The new guidelines put out by the CDC (Center for Disease Control and Prevention) on March 18th has called for doctors to stop testing patients for THC when they are prescribing opiate medications for chronic pain. These guidelines were released in hopes of curbing the current prescription pill epidemic. The CDC said that it still condones urine testing for other drugs, but that THC should be excluded. One of the reasons for this shift in attitude is that the doctors aren’t sure there are negative consequences from a patient using marijuana. “For example, experts noted that there might be uncertainty about the clinical implications of a positive urine drug test for tetrahydrocannabinols (THC),” the guideline reads.

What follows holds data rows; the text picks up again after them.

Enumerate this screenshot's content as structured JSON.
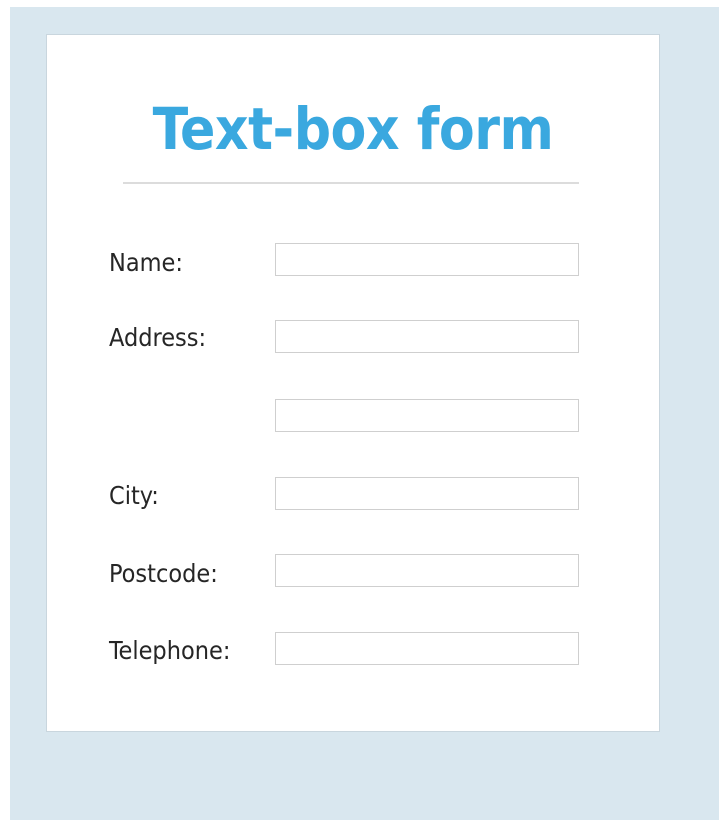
{
  "form": {
    "title": "Text-box form",
    "fields": [
      {
        "label": "Name:",
        "value": ""
      },
      {
        "label": "Address:",
        "value": ""
      },
      {
        "label": "",
        "value": ""
      },
      {
        "label": "City:",
        "value": ""
      },
      {
        "label": "Postcode:",
        "value": ""
      },
      {
        "label": "Telephone:",
        "value": ""
      }
    ]
  },
  "colors": {
    "background": "#d9e7ef",
    "card": "#ffffff",
    "title": "#3aa8df",
    "label": "#262626",
    "input_border": "#cfcfcf"
  }
}
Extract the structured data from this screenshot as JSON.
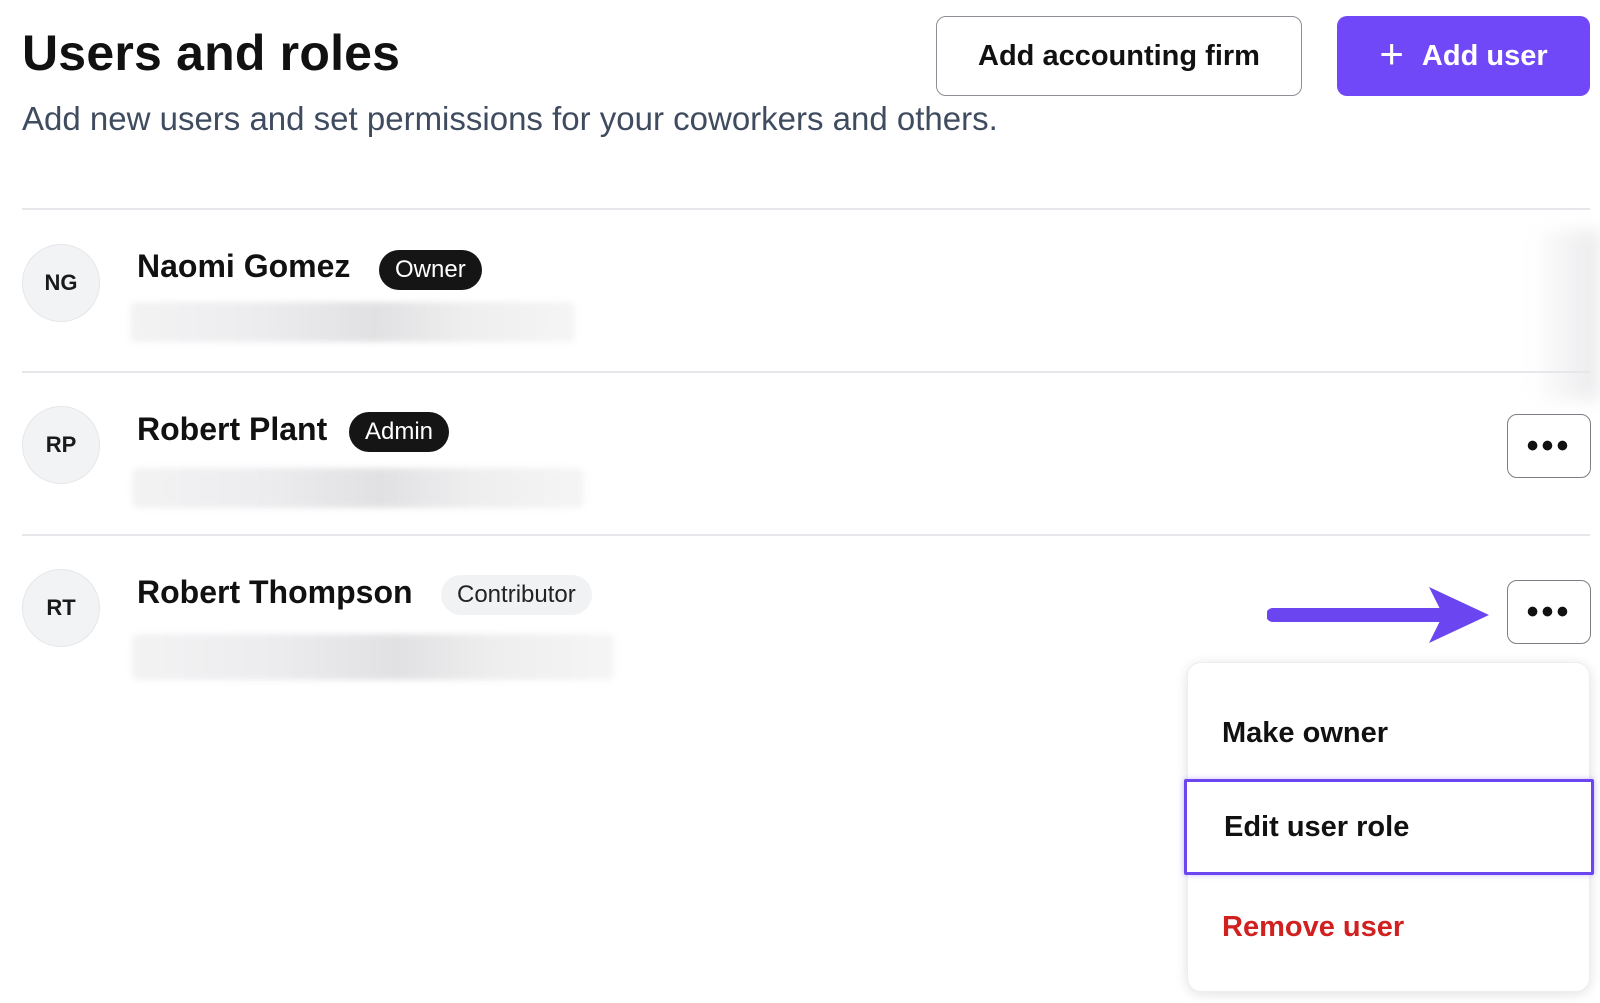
{
  "header": {
    "title": "Users and roles",
    "subtitle": "Add new users and set permissions for your coworkers and others.",
    "add_accounting_firm_label": "Add accounting firm",
    "add_user_label": "Add user",
    "add_user_icon": "plus-icon"
  },
  "users": [
    {
      "initials": "NG",
      "name": "Naomi Gomez",
      "role": "Owner"
    },
    {
      "initials": "RP",
      "name": "Robert Plant",
      "role": "Admin",
      "menu_icon": "more-horizontal-icon"
    },
    {
      "initials": "RT",
      "name": "Robert Thompson",
      "role": "Contributor",
      "menu_icon": "more-horizontal-icon"
    }
  ],
  "menu": {
    "items": [
      {
        "label": "Make owner"
      },
      {
        "label": "Edit user role",
        "highlighted": true
      },
      {
        "label": "Remove user",
        "color": "#d0201f"
      }
    ]
  },
  "colors": {
    "accent": "#7048f7",
    "danger": "#d0201f",
    "badge_dark": "#151515",
    "badge_light": "#f1f2f4"
  }
}
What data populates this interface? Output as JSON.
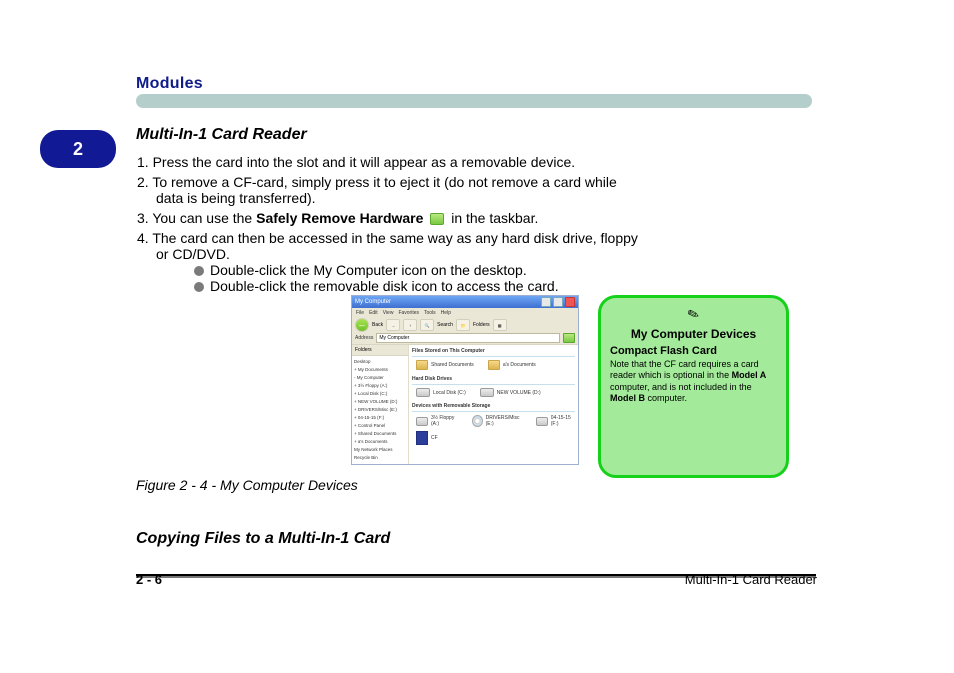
{
  "header": "Modules",
  "pill": "2",
  "section_title": "Multi-In-1 Card Reader",
  "steps": {
    "s1": "1. Press the card into the slot and it will appear as a removable device.",
    "s2": "2. To remove a CF-card, simply press it to eject it (do not remove a card while",
    "s2b": "data is being transferred).",
    "s3_prefix": "3. You can use the",
    "s3_link": " Safely Remove Hardware",
    "s3_icon": "icon",
    "s3_suffix": " in the taskbar.",
    "s4": "4. The card can then be accessed in the same way as any hard disk drive, floppy",
    "s4b": "or CD/DVD.",
    "s4_d1": "Double-click the My Computer icon on the desktop.",
    "s4_d2": "Double-click the removable disk icon to access the card."
  },
  "screenshot": {
    "window_title": "My Computer",
    "menus": [
      "File",
      "Edit",
      "View",
      "Favorites",
      "Tools",
      "Help"
    ],
    "toolbar": {
      "back": "Back",
      "search": "Search",
      "folders": "Folders"
    },
    "addr_label": "Address",
    "addr_value": "My Computer",
    "go": "Go",
    "side_header": "Folders",
    "tree_items": [
      "Desktop",
      "+ My Documents",
      "- My Computer",
      "  + 3½ Floppy (A:)",
      "  + Local Disk (C:)",
      "  + NEW VOLUME (D:)",
      "  + DRIVERS/Misc (E:)",
      "  + 04-15-15 (F:)",
      "  + Control Panel",
      "  + Shared Documents",
      "  + a's Documents",
      "My Network Places",
      "Recycle Bin"
    ],
    "groups": {
      "files": {
        "name": "Files Stored on This Computer",
        "items": [
          "Shared Documents",
          "a's Documents"
        ]
      },
      "drives": {
        "name": "Hard Disk Drives",
        "items": [
          "Local Disk (C:)",
          "NEW VOLUME (D:)"
        ]
      },
      "removable": {
        "name": "Devices with Removable Storage",
        "items": [
          "3½ Floppy (A:)",
          "DRIVERS/Misc (E:)",
          "04-15-15 (F:)",
          "CF"
        ]
      }
    }
  },
  "note": {
    "title": "My Computer Devices",
    "sub": "Compact Flash Card",
    "p1_a": "Note that the CF card requires a card reader which is optional in the ",
    "p1_model_a": "Model A",
    "p1_b": " computer, and is not included in the ",
    "p1_model_b": "Model B",
    "p1_c": " computer."
  },
  "figure_label": "Figure 2 - 4",
  "figure_title": " - My Computer Devices",
  "copy_heading": "Copying Files to a Multi-In-1 Card",
  "footer_page": "2 - 6",
  "footer_text": "Multi-In-1 Card Reader"
}
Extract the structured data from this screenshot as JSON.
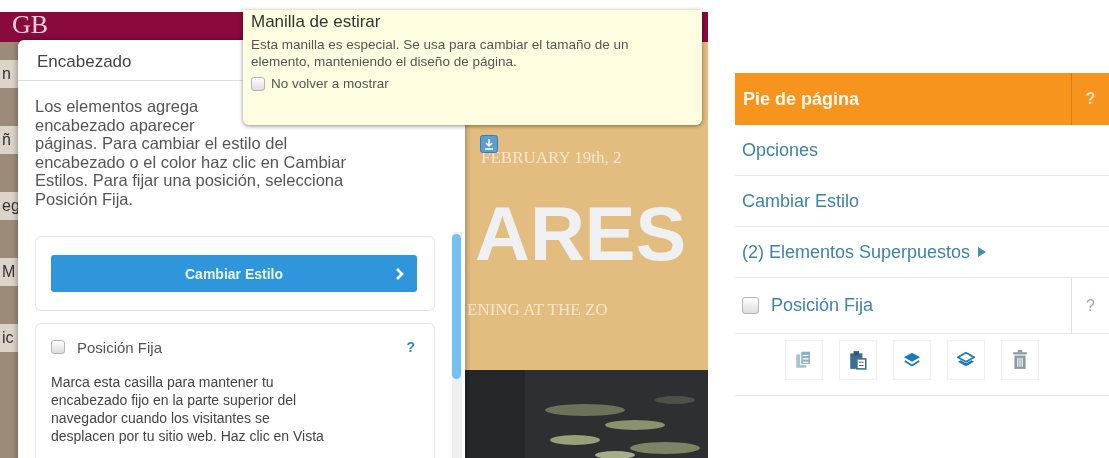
{
  "site_background": {
    "logo": "GB",
    "side_fragments": [
      "n",
      "ñ",
      "eg",
      "M",
      "ic"
    ],
    "date": "FEBRUARY 19th, 2",
    "headline": "ARES",
    "subtitle": "ENING AT THE ZO"
  },
  "header_panel": {
    "title": "Encabezado",
    "intro_lines": [
      "Los elementos agrega",
      "encabezado aparecer"
    ],
    "intro_rest": "páginas. Para cambiar el estilo del encabezado o el color haz clic en Cambiar Estilos. Para fijar una posición, selecciona Posición Fija.",
    "style_button": {
      "label": "Cambiar Estilo"
    },
    "fixed_position": {
      "label": "Posición Fija",
      "checked": false,
      "help": "?",
      "description": "Marca esta casilla para mantener tu encabezado fijo en la parte superior del navegador cuando los visitantes se desplacen por tu sitio web. Haz clic en Vista"
    }
  },
  "tooltip": {
    "title": "Manilla de estirar",
    "body": "Esta manilla es especial. Se usa para cambiar el tamaño de un elemento, manteniendo el diseño de página.",
    "dont_show_again": {
      "label": "No volver a mostrar",
      "checked": false
    }
  },
  "footer_menu": {
    "title": "Pie de página",
    "help": "?",
    "items": [
      {
        "kind": "link",
        "label": "Opciones"
      },
      {
        "kind": "link",
        "label": "Cambiar Estilo"
      },
      {
        "kind": "submenu",
        "label": "(2) Elementos Superpuestos"
      },
      {
        "kind": "checkbox",
        "label": "Posición Fija",
        "checked": false,
        "help": "?"
      }
    ],
    "tools": [
      {
        "kind": "copy"
      },
      {
        "kind": "paste"
      },
      {
        "kind": "bring-forward"
      },
      {
        "kind": "send-backward"
      },
      {
        "kind": "delete"
      }
    ]
  }
}
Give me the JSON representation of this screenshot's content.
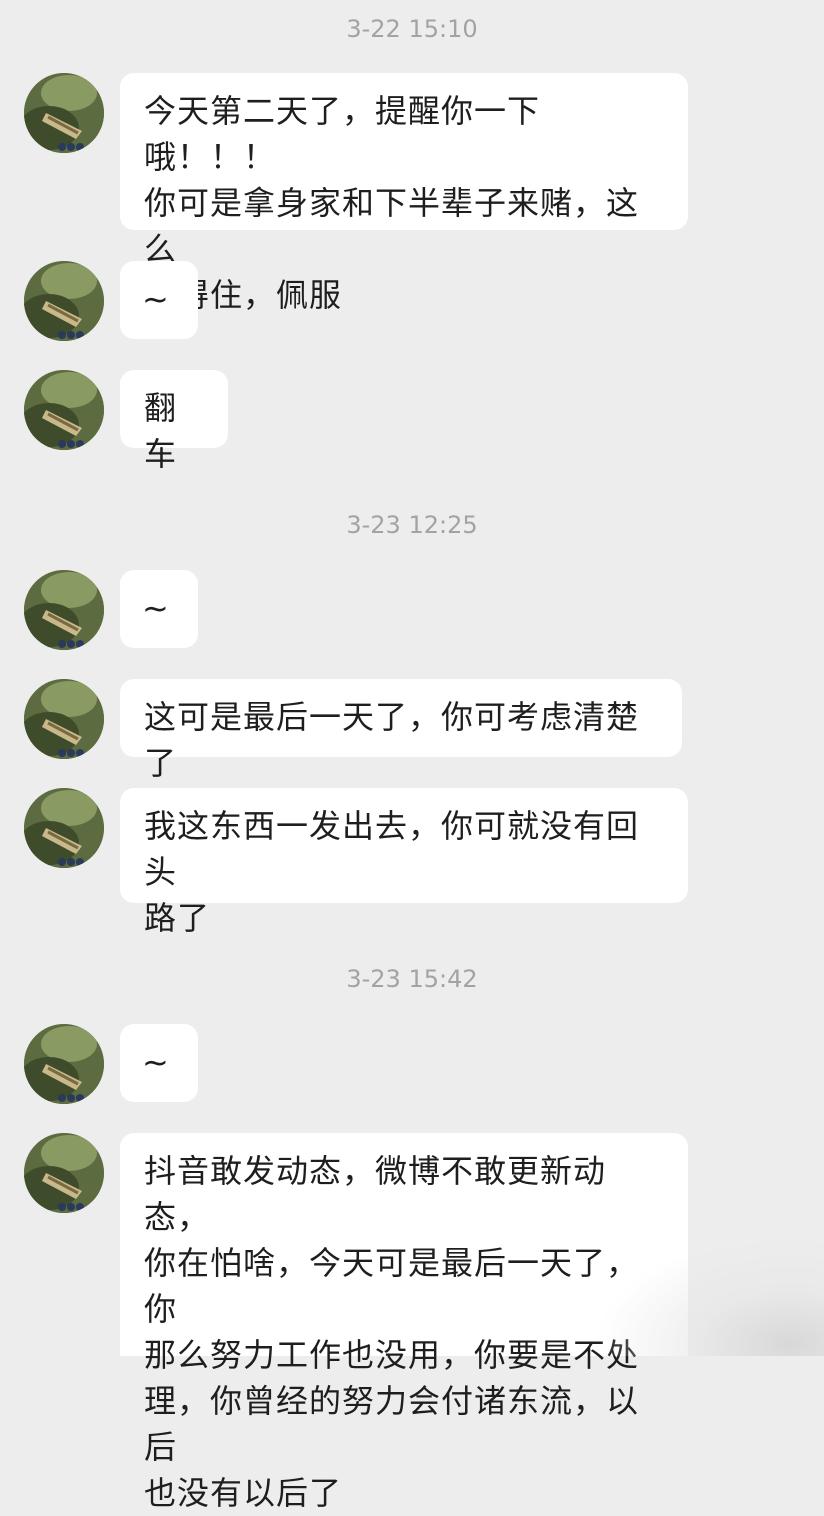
{
  "chat": {
    "timestamps": [
      "3-22 15:10",
      "3-23 12:25",
      "3-23 15:42"
    ],
    "messages": [
      "今天第二天了，提醒你一下哦！！！\n你可是拿身家和下半辈子来赌，这么\n耐得住，佩服",
      "~",
      "翻车",
      "~",
      "这可是最后一天了，你可考虑清楚了",
      "我这东西一发出去，你可就没有回头\n路了",
      "~",
      "抖音敢发动态，微博不敢更新动态，\n你在怕啥，今天可是最后一天了，你\n那么努力工作也没用，你要是不处\n理，你曾经的努力会付诸东流，以后\n也没有以后了"
    ]
  },
  "colors": {
    "background": "#ededed",
    "bubble": "#ffffff",
    "timestamp": "#a3a3a3",
    "text": "#1e1e1e"
  },
  "icons": {
    "avatar": "contact-avatar-icon"
  }
}
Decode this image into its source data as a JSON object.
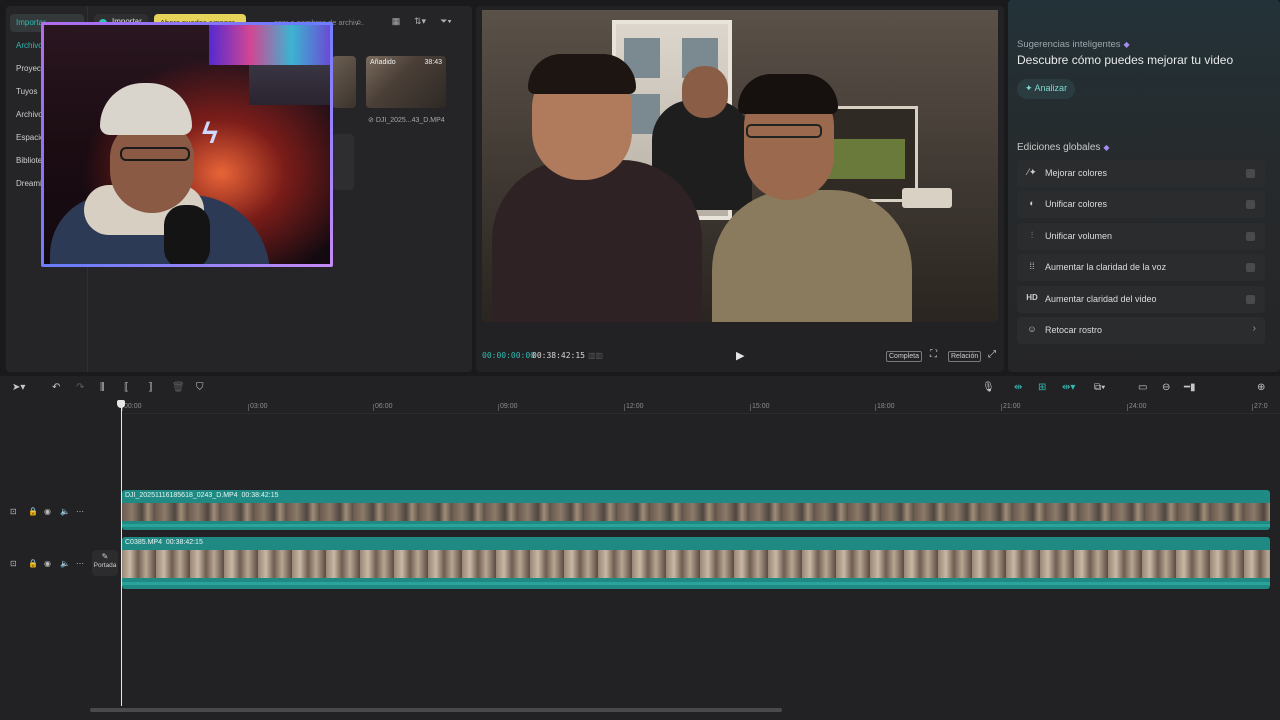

Passing a urine test isn’t required to be put on pain pills, but those who suffer from chronic pain are usually referred to specialists at pain management clinics. When this happens, these clinics almost always require that their patient isn’t using any illegal drugs, even if it’s medical marijuana. So this meant that patients had to choose between getting their pain pills, and getting their medical marijuana. According to the guideline, this attitude created an environment where patients were stigmatized and subjected to termination of their care. These terminations of care often lead to chronic pain patients being denied the healthcare they require.
This means that at least 21% of the time the tests were inaccurate, and yet it was still the accepted practice by pain management doctors.
“Clinicians should not dismiss patients from care based on a urine drug test result because this could constitute patient abandonment and could have adverse consequences for patient safety, potentially including the patient obtaining opioids from alternative sources and the clinician missing opportunities to facilitate treatment for substance use disorder,” the guideline states.
The Pain News Network, who originally broke this story, offered a report of their own that had some interesting data about false positives. The article claims, “False positive readings for marijuana, for example, were given over 21 percent of the time, while false negative results for marijuana also appeared about 21 percent of the time.” This means that at least 21% of the time the tests were inaccurate, and yet it was still the accepted practice by pain management doctors.
These guidelines are a major victory for the acceptance of cannabis in the medical community, and proof that doctors all around the nation are starting to see its benefits, or at least its lack of truly harmful effects. Coming just one month after Senator Warren called on the CDC to research cannabis as an alternative to opioid painkillers, these guidelines are a sign that maybe they were actually listening.